Fedora's strength lies not only in its ability to handle an enormous quantity of objects—Staples says they've scaled up to 10 million with little difference in performance from their initial half-million objects—but also in its ability to contain and disseminate information about those objects. The Fedora architecture is based on object models that by definition are templates for units of content, called data objects, which can include digital resources, metadata about the resources, and links to software tools and services that have been configured to deliver the content. As Staples puts it, "Most people think a digital library is about digital asset management. But the ultimate power is in interrelation of all of these things." With Fedora, he says, "You're building a very elaborate network of content; you are building nodes in a network that have relationships to each other."
Version 1.1 provides XML submission and storage; parameterized disseminators, basic access control and authentication; OAI metadata harvesting, a default disseminator, searching, and a batch utility. Version 2.0, which is expected to be released a year from January, will offer expanded policy expression and enforcement.
Fedora strives to have a "low barrier to entry" and, as such, can be readily adopted "as is" without much of the customization it offers. It can also be employed as a DAM system and allows for assets to be accessed by one or more client applications. And, of course, Fedora can be used for a complex digital library scheme, adding functionality like software tools for delivery and analysis along with higher levels of aggregation and information about the data objects. It can also be used to build a widely-distributed repository.
Ultimately, though, Staples encourages potential users of Fedora to view it as the architecture, or even the wiring or plumbing of a well-built content repository. It provides the needed information infrastructure so that information "flows" according to Staples.

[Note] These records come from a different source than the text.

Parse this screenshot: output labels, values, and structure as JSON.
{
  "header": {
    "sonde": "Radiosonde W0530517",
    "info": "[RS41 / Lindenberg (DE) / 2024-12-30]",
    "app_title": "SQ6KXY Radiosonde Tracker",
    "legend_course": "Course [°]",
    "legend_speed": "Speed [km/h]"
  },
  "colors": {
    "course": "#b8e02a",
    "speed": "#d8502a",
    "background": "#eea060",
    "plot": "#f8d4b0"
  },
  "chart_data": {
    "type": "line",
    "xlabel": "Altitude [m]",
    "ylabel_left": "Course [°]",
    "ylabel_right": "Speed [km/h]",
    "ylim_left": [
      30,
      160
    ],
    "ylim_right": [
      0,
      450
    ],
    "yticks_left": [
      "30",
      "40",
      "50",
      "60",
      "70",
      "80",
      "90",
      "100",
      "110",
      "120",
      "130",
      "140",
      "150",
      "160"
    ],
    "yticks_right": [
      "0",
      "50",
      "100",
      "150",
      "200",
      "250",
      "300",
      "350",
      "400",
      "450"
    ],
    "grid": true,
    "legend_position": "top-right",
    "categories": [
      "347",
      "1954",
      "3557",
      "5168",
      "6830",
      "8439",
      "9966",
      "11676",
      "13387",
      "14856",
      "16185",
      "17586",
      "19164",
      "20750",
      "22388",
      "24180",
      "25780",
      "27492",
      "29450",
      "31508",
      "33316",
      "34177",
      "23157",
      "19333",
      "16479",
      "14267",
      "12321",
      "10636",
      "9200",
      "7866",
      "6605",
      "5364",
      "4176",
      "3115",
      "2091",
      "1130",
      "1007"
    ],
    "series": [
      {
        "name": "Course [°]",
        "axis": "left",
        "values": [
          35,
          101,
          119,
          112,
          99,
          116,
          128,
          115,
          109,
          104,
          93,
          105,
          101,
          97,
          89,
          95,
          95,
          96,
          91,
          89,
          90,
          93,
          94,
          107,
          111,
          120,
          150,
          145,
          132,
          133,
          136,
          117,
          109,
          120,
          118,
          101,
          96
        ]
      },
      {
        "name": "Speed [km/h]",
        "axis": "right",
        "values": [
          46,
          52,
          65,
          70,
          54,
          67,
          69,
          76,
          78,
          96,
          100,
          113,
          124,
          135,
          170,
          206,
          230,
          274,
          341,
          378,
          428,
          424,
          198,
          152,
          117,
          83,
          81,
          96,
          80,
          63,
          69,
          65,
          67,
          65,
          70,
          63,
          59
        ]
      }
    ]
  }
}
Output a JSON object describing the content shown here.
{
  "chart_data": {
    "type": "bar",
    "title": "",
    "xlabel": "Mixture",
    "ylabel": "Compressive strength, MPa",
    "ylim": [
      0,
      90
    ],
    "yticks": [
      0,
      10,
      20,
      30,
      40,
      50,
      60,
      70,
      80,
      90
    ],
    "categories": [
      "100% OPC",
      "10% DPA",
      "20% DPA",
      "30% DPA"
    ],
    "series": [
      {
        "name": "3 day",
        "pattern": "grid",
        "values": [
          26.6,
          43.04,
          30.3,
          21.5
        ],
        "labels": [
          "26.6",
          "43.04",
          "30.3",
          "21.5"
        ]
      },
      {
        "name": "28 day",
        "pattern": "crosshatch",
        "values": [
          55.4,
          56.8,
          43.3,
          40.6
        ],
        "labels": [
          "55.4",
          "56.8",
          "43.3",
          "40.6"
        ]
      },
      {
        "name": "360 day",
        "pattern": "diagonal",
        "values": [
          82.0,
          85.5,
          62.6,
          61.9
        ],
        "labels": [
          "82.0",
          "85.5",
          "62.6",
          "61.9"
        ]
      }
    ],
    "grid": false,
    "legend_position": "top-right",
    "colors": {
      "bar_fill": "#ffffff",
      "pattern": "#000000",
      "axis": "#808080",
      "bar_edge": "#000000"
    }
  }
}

While Staples believes that Fedora will offer a robust solution for both institutions and other organizations, he is quick to make clear, "We are not in the software business; we would really like to buy a system from someone." The university tried to interest a major digital library software maker in working with them on the project, but they declined feeling it was "too risky." Staples still has hope that a software vendor will see the potential of Fedora and make an investment in fully realizing that potential.
Later phases of the three-year project will focus on adding functionality relating to security and policy enforcement, reporting monitoring, search, and interoperability among repositories. Future work by the development team will be aimed at producing software to support very large-scale, very efficient repositories of digital information.